Diana is a hero of mine, so I take her remarks seriously. Since I respect her comments and I also know that my post IS very rambling and I did state some things incorrectly, I think I owe my readers a little clarity if not brevity.
The argument I intended to make is not as Diana describes.
First, to be upfront about it: I agree that religion is a greater threat than communism at present.
I was trying to say that they share the same origin, but that religion is the en vogue form of the overarching evil in both.
But I wrote this:
I was just thinking about the (ongoing) debate about whether religion or communism poses the greater threat to freedom and I remembered: there is a single threat to freedom. In the realm of politics, the threat is that of statism.
That sounds so bland, but there isn't a name for that ideology at the political level.
The threat is the ideology that makes people think in politics that they (or a committee of them) know better than you about your life. But it's deeper than that. The threat is the ideology that makes people think -- in their private lives -- that they owe you something and they resent you for not thinking that you owe them more.
This debate about whether or not religion or communism is the bigger threat misses the point. It's the same threat. The question is only about which form is metastasizing at the moment.
What I was trying to point out is that if we confine our view to the branch of philosophy dealing with politics, we can only see that both religion and communism present the same sort of evil: statism. That isn't particularly illuminating and I said it was bland in my earlier post.
I was avoiding delving into the deeper topic in the more fundamental branches of philosophy: metaphysics, epistemology, and ethics. I was trying to suggest, without getting into a lengthy discussion about what 'altruism' means, that altruism is the evil, underlying philosophy shared by religion and communism.
This isn't right either, is it?
It seems like while communism certainly does stem from flawed ethics, namely altruism, Religion suffers from flawed metaphysics and epistemology, namely mysticism and faith.
Could a person have proper metaphysical philosophy and still end up a communist? What of epistemology?
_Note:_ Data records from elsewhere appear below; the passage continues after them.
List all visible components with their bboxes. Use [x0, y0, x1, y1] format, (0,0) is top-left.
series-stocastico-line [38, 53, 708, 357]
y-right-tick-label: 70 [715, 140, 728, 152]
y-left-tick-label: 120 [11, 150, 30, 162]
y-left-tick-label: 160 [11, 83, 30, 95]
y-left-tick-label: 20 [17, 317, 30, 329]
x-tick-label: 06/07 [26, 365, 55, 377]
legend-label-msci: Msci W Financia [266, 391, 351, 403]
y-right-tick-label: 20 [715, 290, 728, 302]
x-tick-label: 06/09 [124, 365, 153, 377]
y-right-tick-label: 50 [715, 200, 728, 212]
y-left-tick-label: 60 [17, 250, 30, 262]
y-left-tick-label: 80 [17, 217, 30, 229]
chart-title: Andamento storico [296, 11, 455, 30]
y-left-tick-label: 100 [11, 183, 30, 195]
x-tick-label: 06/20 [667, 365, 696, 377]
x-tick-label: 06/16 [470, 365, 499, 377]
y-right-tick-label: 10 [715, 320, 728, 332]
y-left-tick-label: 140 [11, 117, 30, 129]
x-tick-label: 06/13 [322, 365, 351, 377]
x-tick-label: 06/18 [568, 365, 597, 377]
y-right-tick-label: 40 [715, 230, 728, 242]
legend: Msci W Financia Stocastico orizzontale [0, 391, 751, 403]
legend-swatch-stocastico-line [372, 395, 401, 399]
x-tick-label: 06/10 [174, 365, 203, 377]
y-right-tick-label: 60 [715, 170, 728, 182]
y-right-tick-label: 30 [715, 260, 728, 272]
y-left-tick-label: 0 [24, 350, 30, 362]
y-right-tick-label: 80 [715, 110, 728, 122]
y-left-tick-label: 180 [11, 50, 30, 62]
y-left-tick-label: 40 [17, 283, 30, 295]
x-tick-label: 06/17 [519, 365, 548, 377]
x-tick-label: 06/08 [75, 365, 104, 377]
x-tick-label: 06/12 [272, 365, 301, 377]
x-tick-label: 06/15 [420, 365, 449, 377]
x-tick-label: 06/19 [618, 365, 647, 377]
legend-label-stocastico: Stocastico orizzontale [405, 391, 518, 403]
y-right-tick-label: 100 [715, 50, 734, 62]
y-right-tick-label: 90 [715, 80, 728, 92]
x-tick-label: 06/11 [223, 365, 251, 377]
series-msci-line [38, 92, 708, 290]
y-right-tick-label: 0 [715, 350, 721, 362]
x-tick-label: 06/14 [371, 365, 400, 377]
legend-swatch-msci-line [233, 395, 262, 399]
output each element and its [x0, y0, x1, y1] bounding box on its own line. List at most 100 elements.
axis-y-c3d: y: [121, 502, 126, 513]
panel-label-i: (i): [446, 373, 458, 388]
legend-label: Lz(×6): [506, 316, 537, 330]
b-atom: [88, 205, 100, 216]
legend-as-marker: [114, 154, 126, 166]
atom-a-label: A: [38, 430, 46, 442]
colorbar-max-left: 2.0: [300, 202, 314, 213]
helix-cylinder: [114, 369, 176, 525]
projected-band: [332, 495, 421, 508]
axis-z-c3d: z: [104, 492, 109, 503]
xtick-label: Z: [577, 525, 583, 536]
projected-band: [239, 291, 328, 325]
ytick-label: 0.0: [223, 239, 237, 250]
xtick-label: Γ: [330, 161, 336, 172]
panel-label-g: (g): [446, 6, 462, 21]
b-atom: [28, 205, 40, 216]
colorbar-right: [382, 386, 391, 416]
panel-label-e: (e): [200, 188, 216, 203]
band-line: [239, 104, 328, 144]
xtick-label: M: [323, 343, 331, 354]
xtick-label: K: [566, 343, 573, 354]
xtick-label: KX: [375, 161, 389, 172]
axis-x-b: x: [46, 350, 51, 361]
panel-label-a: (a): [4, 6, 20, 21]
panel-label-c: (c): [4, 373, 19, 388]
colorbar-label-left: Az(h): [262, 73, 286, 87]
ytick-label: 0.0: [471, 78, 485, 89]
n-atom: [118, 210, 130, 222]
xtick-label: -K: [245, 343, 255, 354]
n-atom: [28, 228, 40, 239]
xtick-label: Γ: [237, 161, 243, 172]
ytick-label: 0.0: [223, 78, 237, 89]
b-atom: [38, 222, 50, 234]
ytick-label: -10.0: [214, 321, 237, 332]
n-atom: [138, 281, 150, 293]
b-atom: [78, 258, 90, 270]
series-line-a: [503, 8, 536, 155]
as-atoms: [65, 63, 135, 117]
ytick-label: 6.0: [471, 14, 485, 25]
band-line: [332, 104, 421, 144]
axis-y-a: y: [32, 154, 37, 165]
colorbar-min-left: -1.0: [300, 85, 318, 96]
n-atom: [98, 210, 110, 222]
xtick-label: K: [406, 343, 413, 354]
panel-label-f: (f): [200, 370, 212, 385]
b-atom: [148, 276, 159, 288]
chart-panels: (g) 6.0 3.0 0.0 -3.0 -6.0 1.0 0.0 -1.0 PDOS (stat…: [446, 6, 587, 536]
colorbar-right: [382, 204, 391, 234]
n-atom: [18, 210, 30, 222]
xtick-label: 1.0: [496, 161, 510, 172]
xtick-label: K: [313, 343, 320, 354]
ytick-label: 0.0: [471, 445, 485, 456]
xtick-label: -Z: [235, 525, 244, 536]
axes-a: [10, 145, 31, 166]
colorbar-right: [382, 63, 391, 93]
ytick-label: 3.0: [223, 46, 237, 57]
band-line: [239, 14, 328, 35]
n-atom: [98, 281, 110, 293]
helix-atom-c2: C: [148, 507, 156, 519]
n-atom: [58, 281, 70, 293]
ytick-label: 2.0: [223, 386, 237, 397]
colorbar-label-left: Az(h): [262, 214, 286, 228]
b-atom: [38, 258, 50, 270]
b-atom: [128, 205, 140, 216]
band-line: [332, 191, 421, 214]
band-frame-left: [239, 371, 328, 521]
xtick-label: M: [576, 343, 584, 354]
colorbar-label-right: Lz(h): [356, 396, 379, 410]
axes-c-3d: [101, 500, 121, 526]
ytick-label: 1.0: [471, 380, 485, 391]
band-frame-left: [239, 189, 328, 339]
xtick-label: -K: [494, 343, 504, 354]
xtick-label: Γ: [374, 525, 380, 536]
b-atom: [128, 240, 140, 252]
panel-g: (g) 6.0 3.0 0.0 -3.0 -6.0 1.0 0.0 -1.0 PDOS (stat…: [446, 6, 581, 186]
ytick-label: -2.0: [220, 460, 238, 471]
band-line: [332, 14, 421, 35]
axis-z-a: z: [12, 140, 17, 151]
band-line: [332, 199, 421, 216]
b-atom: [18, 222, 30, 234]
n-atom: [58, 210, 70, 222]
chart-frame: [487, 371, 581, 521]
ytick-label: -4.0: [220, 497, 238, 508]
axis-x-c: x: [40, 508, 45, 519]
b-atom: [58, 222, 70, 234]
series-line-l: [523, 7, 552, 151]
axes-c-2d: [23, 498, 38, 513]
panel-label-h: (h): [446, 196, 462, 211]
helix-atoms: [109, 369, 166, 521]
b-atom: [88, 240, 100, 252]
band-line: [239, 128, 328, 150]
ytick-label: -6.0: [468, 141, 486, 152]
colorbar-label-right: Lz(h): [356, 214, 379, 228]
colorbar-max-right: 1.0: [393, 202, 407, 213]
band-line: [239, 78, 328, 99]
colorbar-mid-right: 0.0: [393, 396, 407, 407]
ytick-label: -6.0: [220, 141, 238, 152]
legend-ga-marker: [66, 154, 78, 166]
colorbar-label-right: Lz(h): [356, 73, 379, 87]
It seems like to be a communist, you'd have to have an error in metaphysics and/or epistemology in order to maintain the flawed ethics of altruism, but I'm not completely sure.
In Any Rand's book, We the Living, the tragic hero, Andre, is a communist who is rational and reality-based. He seems to have simply made a mistake in his ethics somewhere. I should probably go back and read more about his character since it has been a while.
I wrote to Diana asking for some clarification around Leonard Peikoff's remarks on the whole thing and she indicated that the above (communism and religion are fundamentally different and do not necessarily share the same origins) is moving in the right direction.
Since they don't share the same origins, we're still left with the question about which is worse: Communism or Religion?
Tough call. They're both hideously stupid.
Religion has some advantages over Communism, though. Religion not only tells people that they can expect huge rewards for obedience, it isn't under any pressure to produce those rewards since you only get them when you're dead. Communism does rely on people being extremely gullible, but most people catch on after a while of standing in a bread line; religion goes a step further and tells people not to think ("Have faith!"), thereby convincing people to just ignore the misery.
Not all religions are altruistic, but they do all pervert rational metaphysics and epistemology in some way. And that's how they've been able to persist for so long and why religion is worse that communism/socialism.
I have some ideas about why other efforts to thwart religion in politics and society have failed, but I am going to save them until I've read Richard Dawkins's The God Delusion.